A Miac quer juntar as pessoas para refletir sobre seu tempo, seus territórios, a riqueza da diversidade do povo latino-americano e a potência da sua produção artística. Integram a discussão ainda a função da tecnologia — desde a utilizada por povos da floresta na relação com a natureza até as novas tecnologias eletrônicas, a internet e a virtualidade — e questões como as relações entre humanos e não humanos e seus futuros.
Além da exposição de trabalhos artísticos, serão promovidos encontros em forma de conversas e aulas com pesquisadores de diversas áreas — envolvendo sustentabilidade, economia circular, alimentação, colonialismo, ideologia, minimalismo, entre outros. Jornalistas, filósofos, artistas, economistas, lideranças indígenas e historiadores brasileiros estarão nas mesas de discussão. Na programação, alguns destaques são: Tom Zé; Eduardo Bueno Peninha; Viridiana; os argentinos Lucio Bazzalo e Mariana Cinat; Julha Franz e Pedro Karg; Zé Miguel Wisnik, Sandra Benites, Silvia Duarte e Xadalu Tupã Jekupé.
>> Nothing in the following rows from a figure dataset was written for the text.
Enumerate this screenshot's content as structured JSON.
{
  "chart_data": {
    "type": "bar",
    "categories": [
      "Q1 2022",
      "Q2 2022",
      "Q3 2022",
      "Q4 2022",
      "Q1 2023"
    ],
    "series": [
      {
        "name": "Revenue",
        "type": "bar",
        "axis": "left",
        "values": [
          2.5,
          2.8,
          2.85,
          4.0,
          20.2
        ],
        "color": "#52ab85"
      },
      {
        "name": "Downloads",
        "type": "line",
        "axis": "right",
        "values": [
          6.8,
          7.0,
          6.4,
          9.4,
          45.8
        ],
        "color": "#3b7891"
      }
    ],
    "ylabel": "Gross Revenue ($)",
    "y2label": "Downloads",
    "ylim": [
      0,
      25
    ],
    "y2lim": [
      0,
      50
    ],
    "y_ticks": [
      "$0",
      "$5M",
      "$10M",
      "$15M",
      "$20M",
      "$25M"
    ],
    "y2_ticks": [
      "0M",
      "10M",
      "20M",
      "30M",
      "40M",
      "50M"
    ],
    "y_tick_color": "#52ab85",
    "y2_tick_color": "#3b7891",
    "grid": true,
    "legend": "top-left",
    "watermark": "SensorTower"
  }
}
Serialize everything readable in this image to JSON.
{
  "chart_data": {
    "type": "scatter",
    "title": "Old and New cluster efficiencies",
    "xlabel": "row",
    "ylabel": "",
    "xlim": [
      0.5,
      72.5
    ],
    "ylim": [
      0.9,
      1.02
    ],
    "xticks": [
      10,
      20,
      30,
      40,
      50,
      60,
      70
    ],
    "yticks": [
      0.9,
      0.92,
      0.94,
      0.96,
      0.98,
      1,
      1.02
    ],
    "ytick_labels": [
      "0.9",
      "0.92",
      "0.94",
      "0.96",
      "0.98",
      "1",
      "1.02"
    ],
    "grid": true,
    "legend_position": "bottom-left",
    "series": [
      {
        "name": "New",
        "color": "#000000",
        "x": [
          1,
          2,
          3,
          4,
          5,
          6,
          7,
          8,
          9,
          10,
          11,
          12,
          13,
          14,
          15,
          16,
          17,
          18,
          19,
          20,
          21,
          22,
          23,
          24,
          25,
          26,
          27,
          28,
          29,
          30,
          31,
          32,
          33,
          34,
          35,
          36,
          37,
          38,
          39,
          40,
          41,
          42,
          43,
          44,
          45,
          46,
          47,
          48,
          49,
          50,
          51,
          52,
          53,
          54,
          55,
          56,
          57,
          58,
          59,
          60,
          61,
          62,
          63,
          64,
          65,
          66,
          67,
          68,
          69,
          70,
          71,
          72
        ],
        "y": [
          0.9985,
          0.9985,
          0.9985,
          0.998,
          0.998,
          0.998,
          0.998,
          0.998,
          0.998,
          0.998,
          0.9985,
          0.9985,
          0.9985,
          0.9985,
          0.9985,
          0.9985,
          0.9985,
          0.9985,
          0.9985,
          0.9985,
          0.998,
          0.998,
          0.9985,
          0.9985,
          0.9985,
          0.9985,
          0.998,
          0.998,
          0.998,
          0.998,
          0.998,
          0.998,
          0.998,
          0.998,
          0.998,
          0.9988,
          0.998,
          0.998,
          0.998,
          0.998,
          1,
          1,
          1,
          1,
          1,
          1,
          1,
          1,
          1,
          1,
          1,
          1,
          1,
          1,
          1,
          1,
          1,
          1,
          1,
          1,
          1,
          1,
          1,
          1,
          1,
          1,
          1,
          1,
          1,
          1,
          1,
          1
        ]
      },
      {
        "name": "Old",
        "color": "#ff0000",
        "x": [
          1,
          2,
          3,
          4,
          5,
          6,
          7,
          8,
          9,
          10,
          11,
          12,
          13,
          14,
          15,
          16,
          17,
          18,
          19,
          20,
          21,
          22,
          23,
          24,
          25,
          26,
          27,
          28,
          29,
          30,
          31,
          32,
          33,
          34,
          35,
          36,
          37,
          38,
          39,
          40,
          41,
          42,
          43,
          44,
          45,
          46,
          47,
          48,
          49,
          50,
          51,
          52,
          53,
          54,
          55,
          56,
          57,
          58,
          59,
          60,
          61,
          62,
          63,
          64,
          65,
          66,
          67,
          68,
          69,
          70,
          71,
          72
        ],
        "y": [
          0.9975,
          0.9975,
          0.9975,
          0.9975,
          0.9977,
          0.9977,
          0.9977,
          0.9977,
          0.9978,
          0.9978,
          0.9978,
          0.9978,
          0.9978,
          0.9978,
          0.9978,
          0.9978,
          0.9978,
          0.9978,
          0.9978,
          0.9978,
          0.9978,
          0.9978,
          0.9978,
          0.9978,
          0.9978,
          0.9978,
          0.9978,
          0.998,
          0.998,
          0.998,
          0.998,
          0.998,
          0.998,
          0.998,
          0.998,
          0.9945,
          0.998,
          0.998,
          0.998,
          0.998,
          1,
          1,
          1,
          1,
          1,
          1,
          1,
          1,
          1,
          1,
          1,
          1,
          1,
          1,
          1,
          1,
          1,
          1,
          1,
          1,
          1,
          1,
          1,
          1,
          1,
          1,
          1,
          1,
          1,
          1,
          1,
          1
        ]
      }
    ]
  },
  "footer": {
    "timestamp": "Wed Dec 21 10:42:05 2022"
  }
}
Haverá ainda shows performáticos, exposições, projeções e instalações, ocupando espaços como praças públicas, galerias de arte, museus, teatros, casas de show, centros culturais, cooperativas de reciclagem e escolas de reuso de resíduos. O lançamento pretende ocupar a cidade — áreas como o 4º Distrito, o Centro Histórico e a Zona Norte serão palco das manifestações artísticas. Parte das exposições, discussões e exibições será gratuita, buscando assegurar a democratização da arte e da cultura.
Acesse a programação completa aqui.
"Língua Brasileira" no lançamento da Miac
- Quinta-feira (13), às 21h.
- Teatro do Bourbon Country (Rua Tulio de Rose, 80), em Porto Alegre.
- Ingressos a partir de R$ 70 (inteira) e R$ 35 (meia-entrada), à venda no site, com descontos para sócios do Clube do Assinante RBS.